Artist Biographies

Fr Jack Hanlon 1913 - 1968

Fr Jack Hanlon was born in Dublin in 1913 and educated at Belvadere College, University College Dublin, Holy Cross College, Cloniffe and Maynooth College, where he was ordained in 1939. From his earliest years he was an enthusiastic gardener and painter, exhibiting for the first time in The Royal Hibernian Academy at the age of 21. He was exposed to artistic life in Dublin and abroad, working with Henrietta Healy in Dublin in the late 1920’s, in London for a period and had a spell in the studio of Andre Lhote in Paris, while he also was favoured with advice from Henri Matisse. In 1939 he was an exhibitor at the New York World Fair, had his first one man show in the Victor Waddington Gallery Dublin in 1941 and exhibited at the Watercolour Society of Ireland for nearly three decades.

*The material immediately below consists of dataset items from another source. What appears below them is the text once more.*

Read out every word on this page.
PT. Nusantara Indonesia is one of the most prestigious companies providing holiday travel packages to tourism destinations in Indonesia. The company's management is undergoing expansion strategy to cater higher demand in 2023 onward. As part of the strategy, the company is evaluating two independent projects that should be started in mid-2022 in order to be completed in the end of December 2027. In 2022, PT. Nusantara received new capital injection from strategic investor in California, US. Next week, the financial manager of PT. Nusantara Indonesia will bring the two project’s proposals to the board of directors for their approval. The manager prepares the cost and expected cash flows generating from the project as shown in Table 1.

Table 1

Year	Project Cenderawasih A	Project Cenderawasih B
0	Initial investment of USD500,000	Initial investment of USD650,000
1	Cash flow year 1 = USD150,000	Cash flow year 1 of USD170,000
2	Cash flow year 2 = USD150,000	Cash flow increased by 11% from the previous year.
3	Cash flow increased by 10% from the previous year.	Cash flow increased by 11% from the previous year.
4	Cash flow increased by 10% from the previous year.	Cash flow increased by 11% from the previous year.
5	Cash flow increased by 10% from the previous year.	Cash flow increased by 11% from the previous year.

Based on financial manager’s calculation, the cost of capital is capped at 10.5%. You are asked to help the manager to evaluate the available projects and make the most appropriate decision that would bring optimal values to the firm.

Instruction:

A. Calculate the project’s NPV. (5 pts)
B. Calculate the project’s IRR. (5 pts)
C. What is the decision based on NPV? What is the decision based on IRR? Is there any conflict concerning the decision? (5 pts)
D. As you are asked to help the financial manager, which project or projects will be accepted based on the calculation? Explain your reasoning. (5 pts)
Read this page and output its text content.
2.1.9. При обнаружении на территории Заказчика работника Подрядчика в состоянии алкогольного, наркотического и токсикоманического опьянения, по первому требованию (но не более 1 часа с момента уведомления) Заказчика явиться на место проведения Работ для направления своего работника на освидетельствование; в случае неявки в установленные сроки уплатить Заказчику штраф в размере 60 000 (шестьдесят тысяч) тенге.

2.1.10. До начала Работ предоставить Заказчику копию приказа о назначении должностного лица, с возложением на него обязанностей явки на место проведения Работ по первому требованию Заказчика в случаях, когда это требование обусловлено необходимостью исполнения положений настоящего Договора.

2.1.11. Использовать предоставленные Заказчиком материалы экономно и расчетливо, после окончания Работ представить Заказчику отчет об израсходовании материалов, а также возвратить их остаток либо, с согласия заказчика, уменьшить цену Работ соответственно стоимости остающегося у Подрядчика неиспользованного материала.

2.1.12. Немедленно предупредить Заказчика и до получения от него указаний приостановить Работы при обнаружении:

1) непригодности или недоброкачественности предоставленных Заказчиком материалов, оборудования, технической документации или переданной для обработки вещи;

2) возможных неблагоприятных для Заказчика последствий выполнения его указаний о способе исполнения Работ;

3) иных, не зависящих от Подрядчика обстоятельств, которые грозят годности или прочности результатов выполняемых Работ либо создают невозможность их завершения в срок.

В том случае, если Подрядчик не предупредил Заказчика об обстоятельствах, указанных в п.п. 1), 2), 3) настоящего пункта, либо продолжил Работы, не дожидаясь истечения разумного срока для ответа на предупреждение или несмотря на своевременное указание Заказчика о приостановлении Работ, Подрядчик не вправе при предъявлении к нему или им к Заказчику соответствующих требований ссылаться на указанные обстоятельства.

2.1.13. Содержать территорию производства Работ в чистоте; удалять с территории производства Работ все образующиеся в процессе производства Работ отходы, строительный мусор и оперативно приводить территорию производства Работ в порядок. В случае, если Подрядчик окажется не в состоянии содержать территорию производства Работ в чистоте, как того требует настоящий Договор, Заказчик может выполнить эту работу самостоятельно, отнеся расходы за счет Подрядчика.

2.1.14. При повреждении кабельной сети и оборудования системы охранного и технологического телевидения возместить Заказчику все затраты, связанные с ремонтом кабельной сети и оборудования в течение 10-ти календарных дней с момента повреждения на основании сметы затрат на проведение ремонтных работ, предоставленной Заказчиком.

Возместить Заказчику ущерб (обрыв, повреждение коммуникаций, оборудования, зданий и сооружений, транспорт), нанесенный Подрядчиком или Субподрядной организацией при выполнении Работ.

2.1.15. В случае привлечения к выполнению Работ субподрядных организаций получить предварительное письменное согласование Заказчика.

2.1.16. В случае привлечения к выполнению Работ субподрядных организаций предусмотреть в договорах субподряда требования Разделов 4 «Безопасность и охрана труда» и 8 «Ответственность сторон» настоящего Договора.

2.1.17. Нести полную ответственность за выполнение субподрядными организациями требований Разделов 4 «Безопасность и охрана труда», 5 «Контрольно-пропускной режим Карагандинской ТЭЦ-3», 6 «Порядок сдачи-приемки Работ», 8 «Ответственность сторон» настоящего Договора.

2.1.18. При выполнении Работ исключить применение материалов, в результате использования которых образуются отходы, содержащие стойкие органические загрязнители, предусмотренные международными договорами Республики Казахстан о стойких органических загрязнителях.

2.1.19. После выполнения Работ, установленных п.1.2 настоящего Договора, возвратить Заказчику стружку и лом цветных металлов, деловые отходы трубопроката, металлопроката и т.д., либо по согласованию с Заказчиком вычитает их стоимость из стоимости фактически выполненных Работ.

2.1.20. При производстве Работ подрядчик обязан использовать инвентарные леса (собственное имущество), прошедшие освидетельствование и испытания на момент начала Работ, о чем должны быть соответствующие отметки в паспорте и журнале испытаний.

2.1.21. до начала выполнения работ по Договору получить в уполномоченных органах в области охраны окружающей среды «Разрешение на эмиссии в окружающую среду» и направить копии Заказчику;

In 1946 this priest-painter, was a member of the first executive committee of the Irish Exhibition of Living Art and became a regular exhibitor. In 1948 he won a bronze medal at the Olympic Games art section in London. While in 1950, he created a mural for the Irish Pavilion in the Chicago World Fair. He produced many paintings for religious congregations in Ireland and vestments, made in 1957 from his designs, were presented by the Irish Government to Pope Pius XII. Solo shows at the Dawson Gallery followed and in 1962, he was awarded the President Hyde Gold Medal at the Oireachtas Exhibition. Outside of Ireland, he had one man exhibitions in Paris, Brussels and Venezuela and more than fifty of his sketchbooks are in the National Gallery of Ireland.